Voor een verdere toelichting verwijst verzoeker naar de door hem bij het verzoek gevoegde bijlage (o.a. de aankondigingsbrief "Schijn der partijdigheid" d.d. 4 juli jl.).
2.6
Zowel de motivering van het onderhavige verzoek als de inhoud van de als bijlage gevoegde, aan de rechter gerichte, brief van 4 juli 2016, is moeilijk te volgen en bevat geen feiten of omstandigheden waaruit vooringenomenheid van de rechter of zwaarwegende aanwijzingen voor objectief gerechtvaardigde vrees daarvoor, zijn af te leiden.

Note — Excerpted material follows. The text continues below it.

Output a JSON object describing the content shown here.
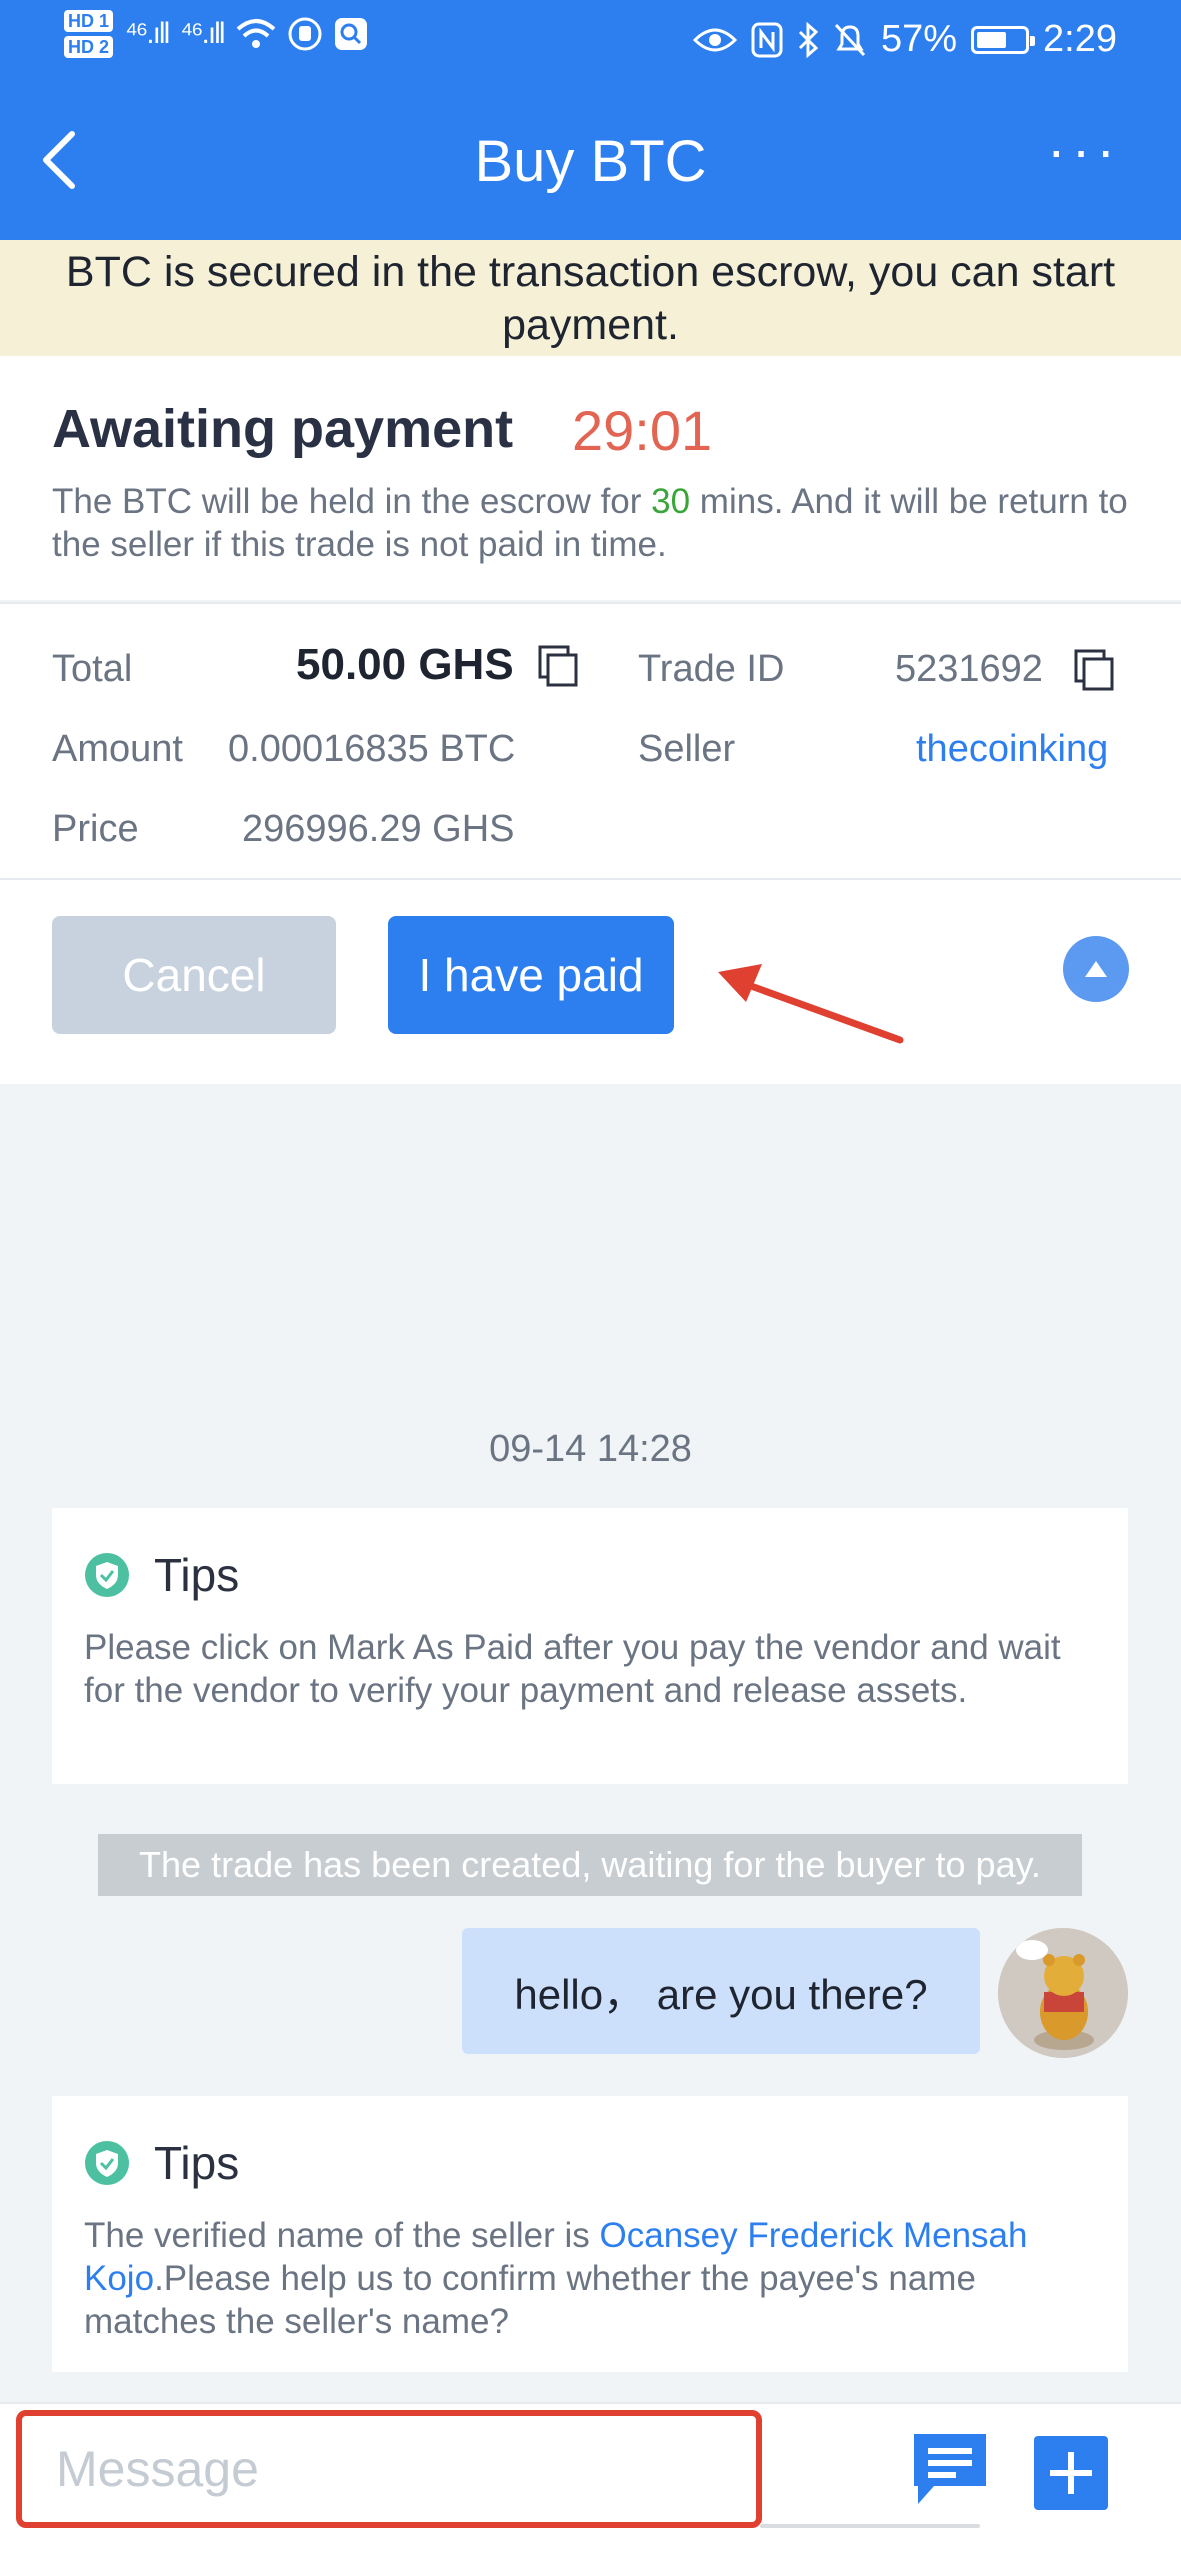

Bij gebreke van gronden is het wrakingsverzoek kennelijk niet-ontvankelijk. De mondelinge behandeling kan daarom achterwege blijven.
2.7
Omdat door verzoeker het middel tot wraking lichtvaardig, want zonder enige kenbare grondslag is ingezet, is naar het oordeel van de rechtbank sprake van misbruik van recht. De rechtbank zal daarom bepalen dat een volgend verzoek tot wraking van de rechter belast met de behandeling van de zaak van verzoeker niet in behandeling wordt genomen.
3. Het voorgaande leidt tot de navolgende beslissing

BESLISSING

De rechtbank:
 verklaart verzoeker niet ontvankelijk in zijn verzoek tot wraking van de rechter
 bepaalt dat een volgend verzoek tot wraking gericht tegen de rechter belast met de behandeling van de zaak van verzoeker niet meer in behandeling zal worden genomen;
 bepaalt dat de procedure geregistreerd onder zaaknummer 5093141 16-16226 wordt voortgezet in de stand waarin deze zich bevond op het moment dat het wrakingverzoek werd ingediend.
Deze beslissing is gegeven door mrs. N.C.H. Blankevoort, voorzitter A.W.J. Ros en A.J. Dondorp, leden, in aanwezigheid van F.C.H. Krieger, griffier. De beslissing is in het openbaar uitgesproken op 12 juli 2016.

Rechtsmiddel

Tegen deze beslissing staat geen voorziening open.